TORONTO — The first thing that jumps out about Tron: Legacy is its sleek design, with glow-in-the-dark discs and neon-accented bikes and bodysuits providing rare sparks of colour over a stylishly dark backdrop.
For Canadian prop master Jimmy Chow, all that minimalist elegance provided quite a challenge.
“It was a very narrow channel of design that we had to work within,” Chow said ahead of the film’s opening on Friday.
“I would say that I was kind of exposed naked on every prop I did. A lot of times, when we do something, we layer it in with the set dressing, or it’s part of the costume. This particular movie, the design element is very specific and very clean and very linear, so if you’re making a mistake, it’s really going to show — it’s like you’re playing out of time or you’re out of tune.”
The original version of Tron — released in 1982 — fizzled at the box office upon its release but soon found a cult following. The film, about a computer programmer (Jeff Bridges) who gets digitized and becomes immersed in the game he’s crafting, featured leading-edge effects and a distinctive visual esthetic maintained in the new sequel.
Of course, Tron: Legacy — which casts Garrett Hedlund as Bridges’ son, who re-enters the digital world in search of his missing father — also features leading-edge technology, with lush 3D environments and a primary villain rendered entirely in CGI.
But viewers might be surprised at how many of the film’s whiz-bang visual touches were actually based in practical effects, not computer-generated graphics.
For instance, those glowing discs being hurled about the grid? Chow says each one was composed of 140 LED lights. Since they really were being flung around the set, some were made of rubber — though Chow notes the crew still had to be careful to duck once in a while.
The glowing liquid consumed at the grid’s sleek watering hole, meanwhile, was another example of old-fashioned prop design.
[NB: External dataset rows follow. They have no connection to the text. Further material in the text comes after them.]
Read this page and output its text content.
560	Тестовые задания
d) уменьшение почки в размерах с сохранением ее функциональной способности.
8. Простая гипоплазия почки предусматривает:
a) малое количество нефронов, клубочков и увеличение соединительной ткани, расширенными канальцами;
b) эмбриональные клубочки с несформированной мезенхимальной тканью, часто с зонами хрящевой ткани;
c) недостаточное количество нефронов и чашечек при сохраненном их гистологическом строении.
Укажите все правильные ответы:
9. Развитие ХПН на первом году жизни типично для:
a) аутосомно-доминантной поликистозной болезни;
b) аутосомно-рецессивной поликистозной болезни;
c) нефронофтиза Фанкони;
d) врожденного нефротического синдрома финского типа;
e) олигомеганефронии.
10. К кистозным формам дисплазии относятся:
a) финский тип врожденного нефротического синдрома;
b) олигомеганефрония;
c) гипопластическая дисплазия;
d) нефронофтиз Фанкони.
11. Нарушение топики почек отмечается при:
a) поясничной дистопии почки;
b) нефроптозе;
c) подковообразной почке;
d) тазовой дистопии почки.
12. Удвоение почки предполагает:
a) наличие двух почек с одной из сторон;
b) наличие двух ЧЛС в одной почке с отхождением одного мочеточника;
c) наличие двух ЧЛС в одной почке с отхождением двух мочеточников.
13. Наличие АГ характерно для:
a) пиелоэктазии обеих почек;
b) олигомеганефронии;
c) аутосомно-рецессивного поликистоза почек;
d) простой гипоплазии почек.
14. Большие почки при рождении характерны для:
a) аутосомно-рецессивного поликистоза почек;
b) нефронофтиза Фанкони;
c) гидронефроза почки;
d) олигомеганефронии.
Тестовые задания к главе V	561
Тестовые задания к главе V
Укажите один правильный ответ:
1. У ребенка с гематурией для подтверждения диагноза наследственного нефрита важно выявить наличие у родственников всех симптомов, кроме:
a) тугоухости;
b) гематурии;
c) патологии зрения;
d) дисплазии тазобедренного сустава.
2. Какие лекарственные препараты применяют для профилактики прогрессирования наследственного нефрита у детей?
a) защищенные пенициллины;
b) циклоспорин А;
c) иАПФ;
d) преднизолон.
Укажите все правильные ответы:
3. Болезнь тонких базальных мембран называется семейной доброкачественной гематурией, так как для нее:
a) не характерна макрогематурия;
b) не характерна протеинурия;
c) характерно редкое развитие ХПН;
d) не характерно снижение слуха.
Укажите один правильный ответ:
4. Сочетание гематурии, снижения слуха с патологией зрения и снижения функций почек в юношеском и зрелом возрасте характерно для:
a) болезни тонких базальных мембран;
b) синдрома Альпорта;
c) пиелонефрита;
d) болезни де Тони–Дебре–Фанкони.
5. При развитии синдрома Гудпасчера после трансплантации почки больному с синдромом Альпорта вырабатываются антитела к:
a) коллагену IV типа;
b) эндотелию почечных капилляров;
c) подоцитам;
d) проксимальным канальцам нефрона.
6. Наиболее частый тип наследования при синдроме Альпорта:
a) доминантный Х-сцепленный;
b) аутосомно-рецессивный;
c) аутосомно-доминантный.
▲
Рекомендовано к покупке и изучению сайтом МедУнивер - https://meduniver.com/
First, they tried experimenting with a Cyalume solution (which, by the way, isn’t safe to drink) to get that cool-blue look, but it was washed-out on camera.
So, instead, Chow and his team decided to painstakingly light every drink in the crowded nightclub individually — 140 colourful cocktails in total.
And the fact that the film was shot in 3D offered its own unique hurdles.
“The whole show was challenging,” Chow said. “It was my first 3D movie and . . . basically, it came down to the actual details could be seen.”
“It’s a very interesting process, it’s very expensive, it’s very slow . . . . I was very happy after seeing the movie that our work actually integrated well, ’cause a lot of times we work at things and we don’t see it. But a lot of the stuff in Tron we do see and I was very happy with it.”’
Parts of the film were actually shot in Vancouver, Chow’s hometown.
The 62-year-old has been in show business for nearly four decades. He put together an impressive resume in the ’90s working on period pieces, including Legends of the Fall, Little Women, Seven Years in Tibet and Shanghai Noon.
But he and his wife felt he was travelling too much for work, so he decided to begin seeking jobs closer to home. He was then hired to work on the 2003 X-Men sequel X2, despite his initial protestations about his lack of experience working on comic-book films.
Since? He’s been prop master on Catwoman, Fantastic Four, X-Men: The Last Stand, 4: Rise of the Silver Surfer, Watchmen and the upcoming Zack Snyder thriller Sucker Punch. And he says that Snyder’s upcoming Superman reboot is one of three projects he’s currently considering.
“I woke up 10 years later and I’m Mr. Comic Book, right?” he said, noting that he might be approaching retirement age.
“I’ve really enjoyed it. It’s been a really good learning experience, but this is my 38th year in the movie business, and it’s time for me to pass the torch on to someone else. I’ve really enjoyed it.”